América Latina, que además vive constantemente en una maratón electoral -el cual se incrementa aún más con los procesos internos y las candidaturas en ocasiones adelantadas-, se encuentra en un tenue equilibrio de múltiples fenómenos, entre los cuales se destaca lo que se mencionaba al inicio como la capacidad o habilidad para generar entregables en tiempo real, visto en la coyuntura actual en los procesos de vacunación, y de dirección política en contextos complejos y de alta incertidumbre.
La fragilidad económica y la debilidad en la gestión de nuestros sistemas de salud, nos han llevado también a una fragilidad social, nuestros mecanismos de ascenso social se han transformado en estructuras de rápidos descensos sociales. La sociedad aspira a poder mantener sus condiciones actuales de vida y no verlas cercenadas, algunas otras personas, tan solo añoran realidades de subsistencia.
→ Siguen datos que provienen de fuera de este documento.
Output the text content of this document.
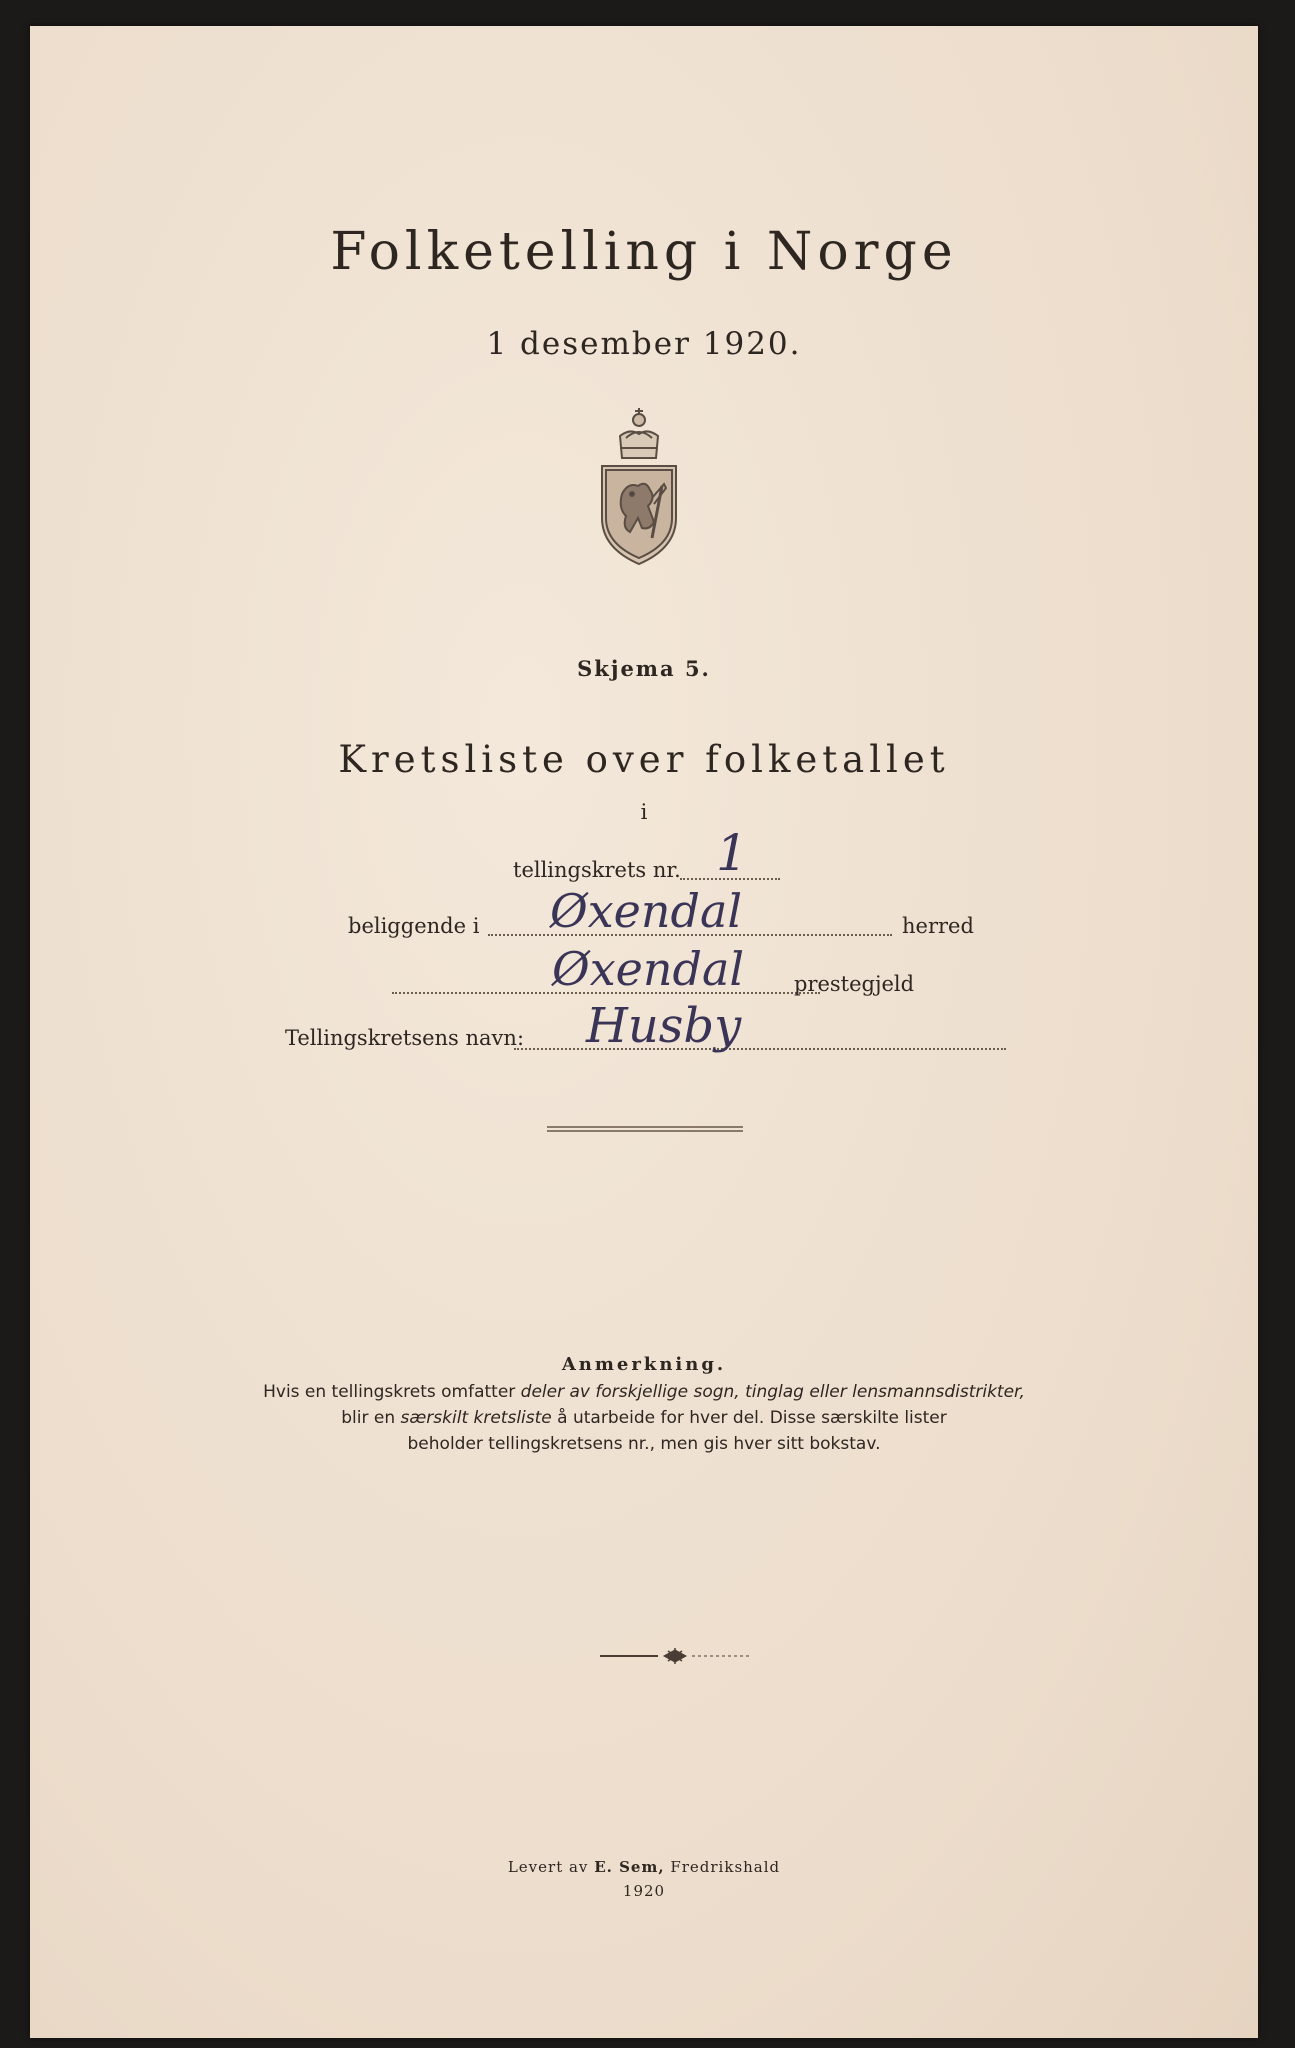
Folketelling i Norge
1 desember 1920.
Skjema 5.
Kretsliste over folketallet
i
tellingskrets nr. 1
beliggende i Øxendal	herred
Øxendal prestegjeld
Tellingskretsens navn: Husby
Anmerkning.
Hvis en tellingskrets omfatter deler av forskjellige sogn, tinglag eller lensmannsdistrikter,
blir en særskilt kretsliste å utarbeide for hver del. Disse særskilte lister
beholder tellingskretsens nr., men gis hver sitt bokstav.
Levert av E. Sem, Fredrikshald
1920
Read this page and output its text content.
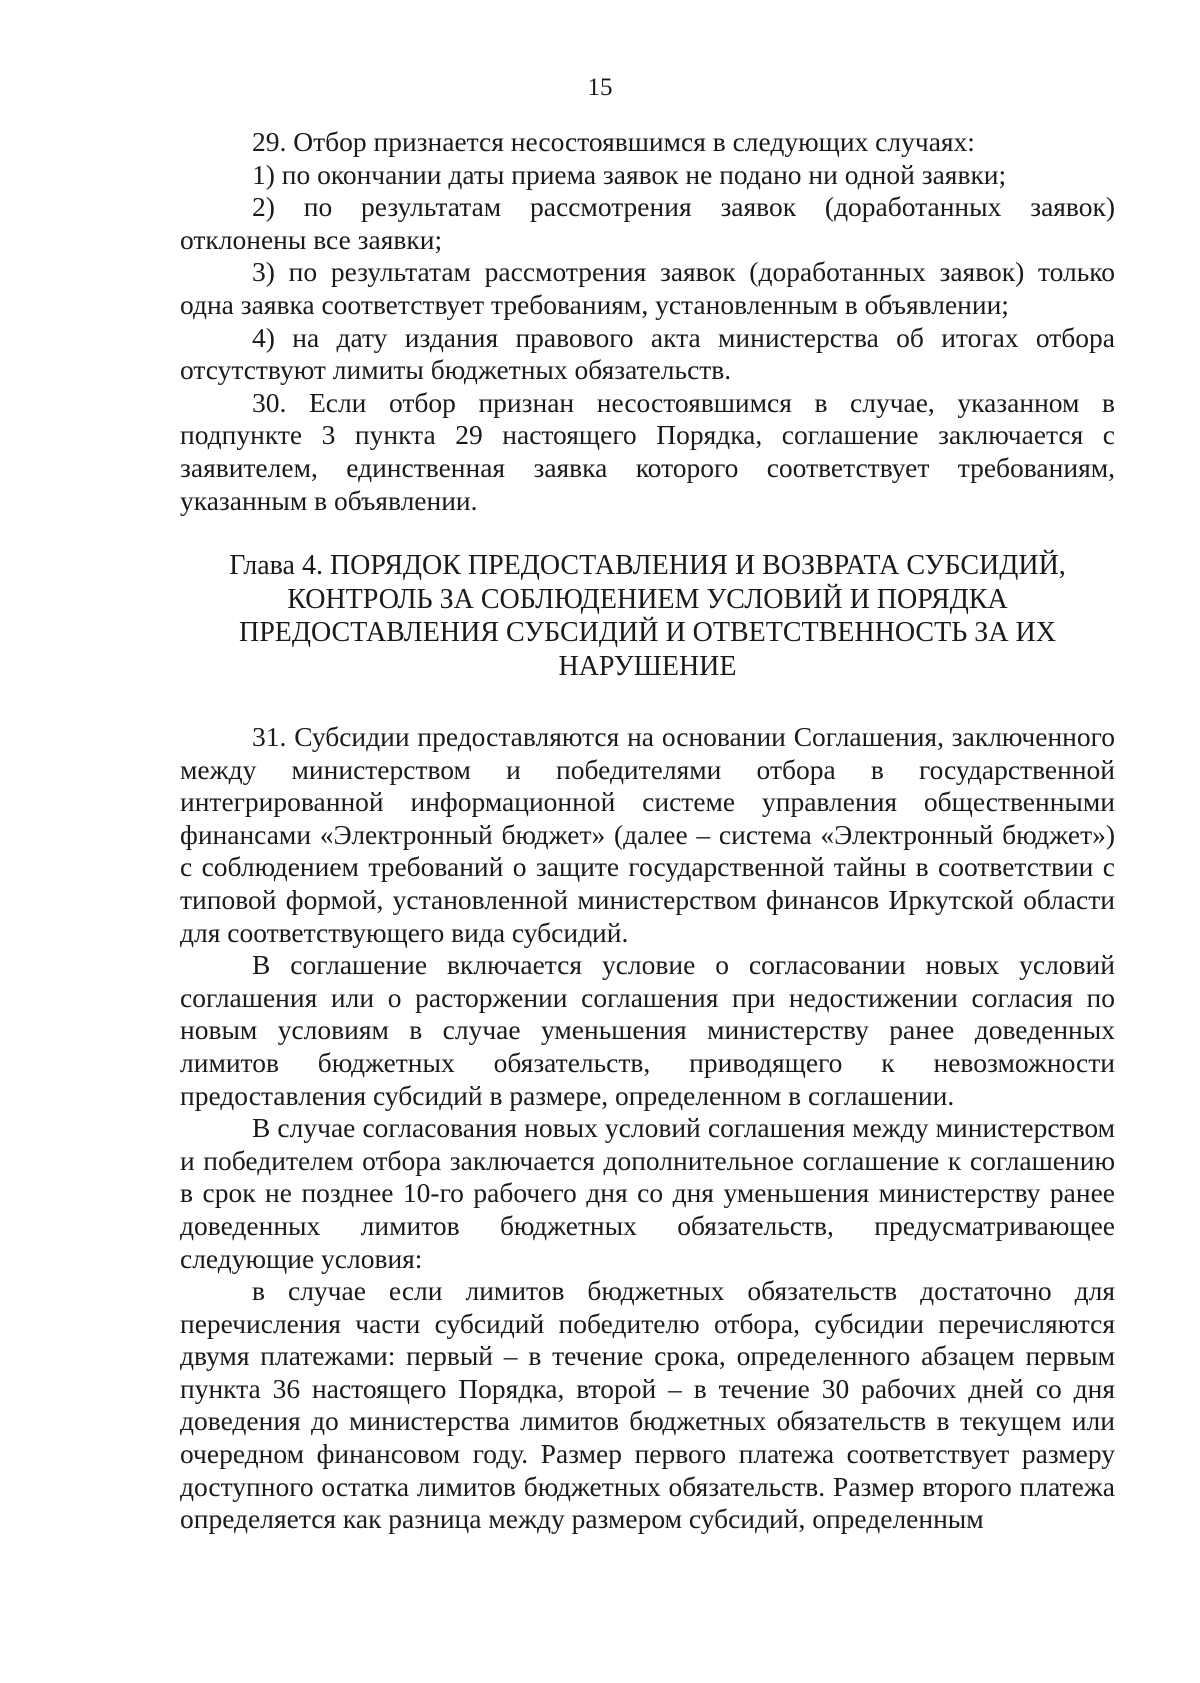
15

29. Отбор признается несостоявшимся в следующих случаях:

1) по окончании даты приема заявок не подано ни одной заявки;

2) по результатам рассмотрения заявок (доработанных заявок) отклонены все заявки;

3) по результатам рассмотрения заявок (доработанных заявок) только одна заявка соответствует требованиям, установленным в объявлении;

4) на дату издания правового акта министерства об итогах отбора отсутствуют лимиты бюджетных обязательств.

30. Если отбор признан несостоявшимся в случае, указанном в подпункте 3 пункта 29 настоящего Порядка, соглашение заключается с заявителем, единственная заявка которого соответствует требованиям, указанным в объявлении.

Глава 4. ПОРЯДОК ПРЕДОСТАВЛЕНИЯ И ВОЗВРАТА СУБСИДИЙ, КОНТРОЛЬ ЗА СОБЛЮДЕНИЕМ УСЛОВИЙ И ПОРЯДКА ПРЕДОСТАВЛЕНИЯ СУБСИДИЙ И ОТВЕТСТВЕННОСТЬ ЗА ИХ НАРУШЕНИЕ

31. Субсидии предоставляются на основании Соглашения, заключенного между министерством и победителями отбора в государственной интегрированной информационной системе управления общественными финансами «Электронный бюджет» (далее – система «Электронный бюджет») с соблюдением требований о защите государственной тайны в соответствии с типовой формой, установленной министерством финансов Иркутской области для соответствующего вида субсидий.

В соглашение включается условие о согласовании новых условий соглашения или о расторжении соглашения при недостижении согласия по новым условиям в случае уменьшения министерству ранее доведенных лимитов бюджетных обязательств, приводящего к невозможности предоставления субсидий в размере, определенном в соглашении.

В случае согласования новых условий соглашения между министерством и победителем отбора заключается дополнительное соглашение к соглашению в срок не позднее 10-го рабочего дня со дня уменьшения министерству ранее доведенных лимитов бюджетных обязательств, предусматривающее следующие условия:

в случае если лимитов бюджетных обязательств достаточно для перечисления части субсидий победителю отбора, субсидии перечисляются двумя платежами: первый – в течение срока, определенного абзацем первым пункта 36 настоящего Порядка, второй – в течение 30 рабочих дней со дня доведения до министерства лимитов бюджетных обязательств в текущем или очередном финансовом году. Размер первого платежа соответствует размеру доступного остатка лимитов бюджетных обязательств. Размер второго платежа определяется как разница между размером субсидий, определенным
Ronald Inglehart nos recuerda que cuando una sociedad padece de situaciones de escasez (ausencia de entregables por parte de la estructura institucional), se incrementan las posibilidades de estallidos de conflictos y protestas sociales con componentes de violencia colectiva, por lo cual, las demandas políticas siempre estarán situadas en los escalones más bajos de la jerarquía de necesidades de Maslow, esta regresión hacia demandas políticas dadas por superadas, lleva entonces a una alteración de la cultura, y por ende, de realineamientos políticos, que a su vez pueden ir impregnados con deseos de transformación en las instituciones democráticas.
En medio de la actual pandemia, podemos encontrar múltiples causas simples o complejas, lo cierto es, que la desigualdad ha secuestrado nuestras democracias, y ello se ha dado en medio de una densa neblina, producto de la desconfianza, para acercar a una sociedad diversa y plural con nuestros representantes democráticos, donde ya no solo se cuestiona a nuestros adversarios, sino también las reglas del juego. De ahí que se requiere una forma de pensar la democracia, pero más aún de cómo se ha de gobernar en incertidumbres complejas y no pretender que la forma de construir y gestionar lo público sigue encajando en viejas simplificaciones del pasado, solo la complejidad puede reducir la complejidad.